There are several reasons why you should clear your overdue payments with a personal loan. Let’s take a look at some of them. 

  • It allows you to pay off multiple dues at the same time – A personal loan for debt consolidation allows you to clear overdue payments at the same time. Debt consolidation is one of the most effective uses of a personal loan; you can combine multiple credit card dues into one monthly payment. It eliminates the hassle of managing several bills at the same time.
  • It lowers the interest rate – Merging multiple credit card bills into one personal loan to consolidate your debts can significantly reduce the interest rate as you are not paying separate interest on multiple credit accounts. Moreover, lenders are likely to offer a lower interest rate on personal loans than other types of short-term financing like credit cards.

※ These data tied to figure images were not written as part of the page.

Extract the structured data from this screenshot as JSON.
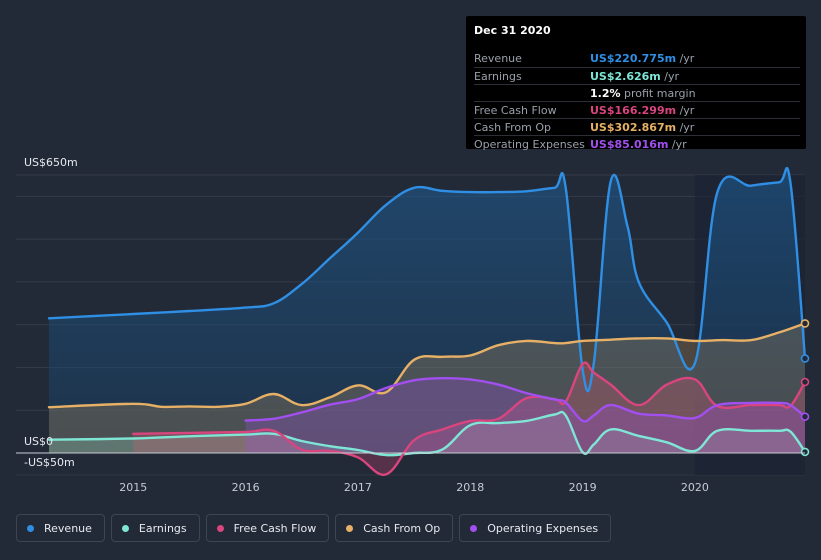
{
  "colors": {
    "revenue": "#2f8fe4",
    "earnings": "#7fe6d6",
    "free_cash_flow": "#d9457e",
    "cash_from_op": "#e6b066",
    "operating_expenses": "#a24ff0"
  },
  "tooltip": {
    "date": "Dec 31 2020",
    "rows": [
      {
        "name": "Revenue",
        "value": "US$220.775m",
        "unit": "/yr",
        "color": "#2f8fe4"
      },
      {
        "name": "Earnings",
        "value": "US$2.626m",
        "unit": "/yr",
        "color": "#7fe6d6"
      },
      {
        "name": "",
        "value": "1.2%",
        "unit": "profit margin",
        "color": "#ffffff"
      },
      {
        "name": "Free Cash Flow",
        "value": "US$166.299m",
        "unit": "/yr",
        "color": "#d9457e"
      },
      {
        "name": "Cash From Op",
        "value": "US$302.867m",
        "unit": "/yr",
        "color": "#e6b066"
      },
      {
        "name": "Operating Expenses",
        "value": "US$85.016m",
        "unit": "/yr",
        "color": "#a24ff0"
      }
    ]
  },
  "legend": [
    {
      "label": "Revenue",
      "color": "#2f8fe4"
    },
    {
      "label": "Earnings",
      "color": "#7fe6d6"
    },
    {
      "label": "Free Cash Flow",
      "color": "#d9457e"
    },
    {
      "label": "Cash From Op",
      "color": "#e6b066"
    },
    {
      "label": "Operating Expenses",
      "color": "#a24ff0"
    }
  ],
  "chart_data": {
    "type": "area",
    "y_top_label": "US$650m",
    "y_zero_label": "US$0",
    "y_bottom_label": "-US$50m",
    "ylim": [
      -50,
      650
    ],
    "xlim": [
      2014.2,
      2020.98
    ],
    "x_ticks": [
      2015,
      2016,
      2017,
      2018,
      2019,
      2020
    ],
    "x_tick_labels": [
      "2015",
      "2016",
      "2017",
      "2018",
      "2019",
      "2020"
    ],
    "highlight_from": 2020.0,
    "series": [
      {
        "name": "Revenue",
        "key": "revenue",
        "points": [
          [
            2014.25,
            315
          ],
          [
            2015,
            325
          ],
          [
            2015.5,
            332
          ],
          [
            2016,
            340
          ],
          [
            2016.25,
            350
          ],
          [
            2016.5,
            395
          ],
          [
            2016.75,
            455
          ],
          [
            2017,
            515
          ],
          [
            2017.25,
            580
          ],
          [
            2017.5,
            620
          ],
          [
            2017.75,
            613
          ],
          [
            2018,
            610
          ],
          [
            2018.25,
            610
          ],
          [
            2018.5,
            612
          ],
          [
            2018.75,
            620
          ],
          [
            2018.85,
            620
          ],
          [
            2019,
            195
          ],
          [
            2019.1,
            210
          ],
          [
            2019.25,
            635
          ],
          [
            2019.4,
            530
          ],
          [
            2019.5,
            400
          ],
          [
            2019.75,
            305
          ],
          [
            2020,
            210
          ],
          [
            2020.2,
            610
          ],
          [
            2020.5,
            625
          ],
          [
            2020.75,
            633
          ],
          [
            2020.85,
            633
          ],
          [
            2020.98,
            221
          ]
        ]
      },
      {
        "name": "Earnings",
        "key": "earnings",
        "points": [
          [
            2014.25,
            31
          ],
          [
            2015,
            34
          ],
          [
            2015.5,
            39
          ],
          [
            2016,
            43
          ],
          [
            2016.25,
            45
          ],
          [
            2016.5,
            28
          ],
          [
            2016.75,
            16
          ],
          [
            2017,
            7
          ],
          [
            2017.25,
            -5
          ],
          [
            2017.5,
            0
          ],
          [
            2017.75,
            8
          ],
          [
            2018,
            65
          ],
          [
            2018.25,
            70
          ],
          [
            2018.5,
            75
          ],
          [
            2018.75,
            90
          ],
          [
            2018.85,
            88
          ],
          [
            2019,
            2
          ],
          [
            2019.1,
            20
          ],
          [
            2019.25,
            55
          ],
          [
            2019.5,
            40
          ],
          [
            2019.75,
            25
          ],
          [
            2020,
            5
          ],
          [
            2020.2,
            52
          ],
          [
            2020.5,
            52
          ],
          [
            2020.75,
            52
          ],
          [
            2020.85,
            50
          ],
          [
            2020.98,
            2.6
          ]
        ]
      },
      {
        "name": "Free Cash Flow",
        "key": "free_cash_flow",
        "points": [
          [
            2015,
            45
          ],
          [
            2015.5,
            47
          ],
          [
            2016,
            49
          ],
          [
            2016.25,
            52
          ],
          [
            2016.5,
            8
          ],
          [
            2016.75,
            5
          ],
          [
            2017,
            -10
          ],
          [
            2017.25,
            -50
          ],
          [
            2017.5,
            30
          ],
          [
            2017.75,
            55
          ],
          [
            2018,
            75
          ],
          [
            2018.25,
            80
          ],
          [
            2018.5,
            128
          ],
          [
            2018.75,
            126
          ],
          [
            2018.85,
            120
          ],
          [
            2019,
            208
          ],
          [
            2019.1,
            188
          ],
          [
            2019.25,
            160
          ],
          [
            2019.5,
            112
          ],
          [
            2019.75,
            160
          ],
          [
            2020,
            172
          ],
          [
            2020.2,
            110
          ],
          [
            2020.5,
            112
          ],
          [
            2020.75,
            112
          ],
          [
            2020.85,
            110
          ],
          [
            2020.98,
            166
          ]
        ]
      },
      {
        "name": "Cash From Op",
        "key": "cash_from_op",
        "points": [
          [
            2014.25,
            107
          ],
          [
            2015,
            115
          ],
          [
            2015.25,
            108
          ],
          [
            2015.5,
            109
          ],
          [
            2015.75,
            108
          ],
          [
            2016,
            115
          ],
          [
            2016.25,
            138
          ],
          [
            2016.5,
            112
          ],
          [
            2016.75,
            130
          ],
          [
            2017,
            158
          ],
          [
            2017.25,
            142
          ],
          [
            2017.5,
            218
          ],
          [
            2017.75,
            225
          ],
          [
            2018,
            228
          ],
          [
            2018.25,
            252
          ],
          [
            2018.5,
            262
          ],
          [
            2018.75,
            257
          ],
          [
            2018.85,
            257
          ],
          [
            2019,
            262
          ],
          [
            2019.25,
            265
          ],
          [
            2019.5,
            268
          ],
          [
            2019.75,
            268
          ],
          [
            2020,
            262
          ],
          [
            2020.25,
            264
          ],
          [
            2020.5,
            264
          ],
          [
            2020.75,
            282
          ],
          [
            2020.98,
            303
          ]
        ]
      },
      {
        "name": "Operating Expenses",
        "key": "operating_expenses",
        "points": [
          [
            2016,
            76
          ],
          [
            2016.25,
            80
          ],
          [
            2016.5,
            95
          ],
          [
            2016.75,
            113
          ],
          [
            2017,
            126
          ],
          [
            2017.25,
            152
          ],
          [
            2017.5,
            170
          ],
          [
            2017.75,
            175
          ],
          [
            2018,
            172
          ],
          [
            2018.25,
            160
          ],
          [
            2018.5,
            140
          ],
          [
            2018.75,
            125
          ],
          [
            2018.85,
            118
          ],
          [
            2019,
            75
          ],
          [
            2019.1,
            88
          ],
          [
            2019.25,
            112
          ],
          [
            2019.5,
            92
          ],
          [
            2019.75,
            88
          ],
          [
            2020,
            82
          ],
          [
            2020.2,
            112
          ],
          [
            2020.5,
            117
          ],
          [
            2020.75,
            117
          ],
          [
            2020.85,
            112
          ],
          [
            2020.98,
            85
          ]
        ]
      }
    ]
  }
}
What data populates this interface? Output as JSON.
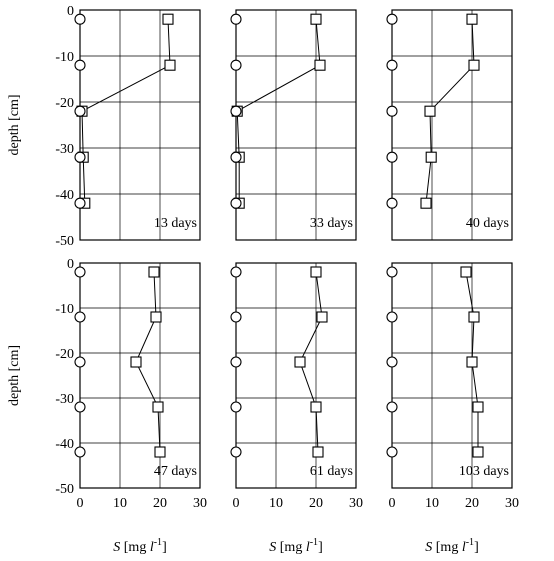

You can also avail better interest rates if you have a good credit score, stable employment status, good credit history, and a low debt-to-income ratio. Competitive interest rates allow you to repay the debt without straining your finances.

  • It reduces your monthly payments – A lower interest rate is guaranteed to reduce your EMI payments on a personal loan to consolidate your debts. It is a significant factor as it allows you to save a considerable amount of money during the loan’s tenor.

Moreover, NBFCs offers products like Flexi Personal Loan which allows you to withdraw the exact amount you require to meet your financial obligations from a pre-set limit. You pay interest only on the borrowed sum instead of the total amount, which can reduce the EMI by up to 45%.

  • It improves your credit score – Personal loans can be an effective financial tool to improve your credit score. Not only are you diversifying your credit portfolio but timely repayments will also leave a positive impact on your overall credit score. Credit bureaus will consider you financially responsible and creditworthy if you pay off your credit card’s overdue payments as well as the personal loan availed to consolidate it together.

Personal loans are an efficient financial tool for debt consolidation. The above-mentioned features and benefits along with minimum processing fee and charges make them attractive and affordable for everyone.

Preety Rani

Article is published on this site by Preety who is an employee at Tablet Hire which is ipad hire company in the United Kingdom.